Älteste Befunde sind 2 Pfostengruben und eine flache Grube, die in den tonig verwitternden Schieferfels eingetieft sind. Die flache Grube enthielt ein Keramikfragment, das in vorgeschichtliche Zeit verweist, in einer der beiden Pfostengruben fand sich ein Kleinfragment der älteren gelben Drehscheibenware. Alle drei eingetieften Befunde waren holzkohlereich verfüllt: die Pfostenbauphase dürfte nach einem Brand aufgegeben worden sein. Zwei einschlägige C14-Proben erbrachten Daten von ca. 1020-1150 (2-Sigma, wobei die Zeit zwischen ca. 1055 und 1080 wg. des spezifischen Verlaufs der Kalibrationskurve nicht in Frage kommt) .Unmittelbar nach dem Ziehen der Pfosten wurde die gesamte Kernburg mit einer graubraunen Lehmplanie mit Kalksteinbruch aufplaniert. Diese Planie, auf welche unmittelbar der Burgenbau folgt, konnte an vielen Stellen aufgeschlossen werden und datiert mit einiger Wahrscheinlichkeit ins 11. oder das frühe 12. Jahrhundert. Damit stellt sich die Chronologie vermutlich wie folgt dar: Die "wahre" C-14 Datierung dürfte sich auf den Zeitraum von ca. 1020-1055 beschränken lassen, wozu man bei gewöhlichem Bauholz (z.B. Eiche, 70 Jahre) mit etwa 20-25 Jahre Aufschlag zu rechnen hätte, wodurch sich der Beginn der Pfostenbauphase auf die Zeit zwischen ca. 1040 und 1070 eingrenzen lassen dürfte. Da es ziemlich unwahrscheinlich ist, dass zur Zeit des Übergangs von Nehren und Hauchlingen an Hesso von First (1086-92) eine bewohnte Ortsburg in Nehren bestand, ohne dass dies in den Schriftquellen Niederschlag gefunden hätte, bedeutet dies vermutlich, dass man den Bau der ersten Nehrener Burg nach 1092 ansetzen sollte. Es ist gut möglich, dass wir in den Weihergärten eine Ministerialenburg des genannten Hesso, der bis etwa 1100 versucht zu haben scheint, sich um seine Höhenburg ein Territorium aufzubauen.

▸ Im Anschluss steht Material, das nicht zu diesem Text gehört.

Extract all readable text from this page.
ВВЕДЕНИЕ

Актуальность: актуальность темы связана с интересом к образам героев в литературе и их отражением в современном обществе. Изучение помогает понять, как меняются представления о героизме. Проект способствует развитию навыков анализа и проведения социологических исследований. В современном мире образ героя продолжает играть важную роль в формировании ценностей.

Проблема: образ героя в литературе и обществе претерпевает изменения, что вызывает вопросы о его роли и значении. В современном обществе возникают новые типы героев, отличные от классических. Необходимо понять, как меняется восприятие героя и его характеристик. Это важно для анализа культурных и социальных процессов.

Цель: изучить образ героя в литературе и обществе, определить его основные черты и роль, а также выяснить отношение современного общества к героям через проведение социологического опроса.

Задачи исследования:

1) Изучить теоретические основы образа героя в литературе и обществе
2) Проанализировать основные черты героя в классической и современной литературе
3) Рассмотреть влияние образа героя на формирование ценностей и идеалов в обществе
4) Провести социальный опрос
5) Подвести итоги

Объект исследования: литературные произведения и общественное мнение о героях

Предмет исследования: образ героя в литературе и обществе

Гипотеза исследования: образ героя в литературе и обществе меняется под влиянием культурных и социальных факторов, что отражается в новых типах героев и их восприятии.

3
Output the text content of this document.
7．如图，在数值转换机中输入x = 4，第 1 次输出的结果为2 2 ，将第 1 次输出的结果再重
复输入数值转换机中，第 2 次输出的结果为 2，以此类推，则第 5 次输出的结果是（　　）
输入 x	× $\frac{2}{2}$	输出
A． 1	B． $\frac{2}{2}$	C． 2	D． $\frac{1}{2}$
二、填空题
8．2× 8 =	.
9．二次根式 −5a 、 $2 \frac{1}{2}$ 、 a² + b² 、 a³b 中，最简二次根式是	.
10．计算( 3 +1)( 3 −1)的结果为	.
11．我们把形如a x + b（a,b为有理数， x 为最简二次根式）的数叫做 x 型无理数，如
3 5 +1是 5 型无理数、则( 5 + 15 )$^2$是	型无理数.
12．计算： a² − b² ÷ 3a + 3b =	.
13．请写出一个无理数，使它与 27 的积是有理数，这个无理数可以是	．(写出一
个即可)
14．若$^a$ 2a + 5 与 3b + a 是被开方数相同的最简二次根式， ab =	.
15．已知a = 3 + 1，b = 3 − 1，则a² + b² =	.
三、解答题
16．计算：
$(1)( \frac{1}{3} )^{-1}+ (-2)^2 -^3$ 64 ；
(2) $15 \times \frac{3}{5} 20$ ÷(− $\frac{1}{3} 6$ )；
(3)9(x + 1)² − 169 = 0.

In die besagte Planie, welche kurz vor dem älteren, etwa 3-4 m tiefen Spitzgraben endet, ist die Baugrube des zentralen Steinbaus eingetieft. Der wohl am besten als "Festes Haus" anzusprechende Bau wurde in Zweischalentechnik mit reiner Lehmbindung errichtet. Seine 1,15 m starken Mauern ohne Fundamentvorsprung sind wegen der im 13. Jh. erfolgten nachträglichen Einmottung bis zu ca. 1 m Höhe im Aufgehenden erhalten. Möglicherweise war die Außenseite durch den Wechsel von grob quaderförmigen und plattigen Hausteinen bewusst gestaltet gewesen. Im festen Haus konnte eine vermutlich bauzeitliche Quermauer nachgewiesen werden. In Verbindung mit den Prospektionsergebnissen von 2012/13 ist anzunehmen, dass die nordöstliche Hälfte des Baus unterkellert ist. Da die Unterkante des Fundaments erst 2,80 m unter der heutigen Grasnarbe liegt, könnte sich dort ein volles Kellergeschoss befunden haben. Nach aktuellem Stand ist das feste Haus das einzige bekannte Gebäude der hochmittelalterlichen Burgenphase. Noch nicht klar ist, inwieweit die Kernburg in dieser Zeit gegen den Graben befestigt war.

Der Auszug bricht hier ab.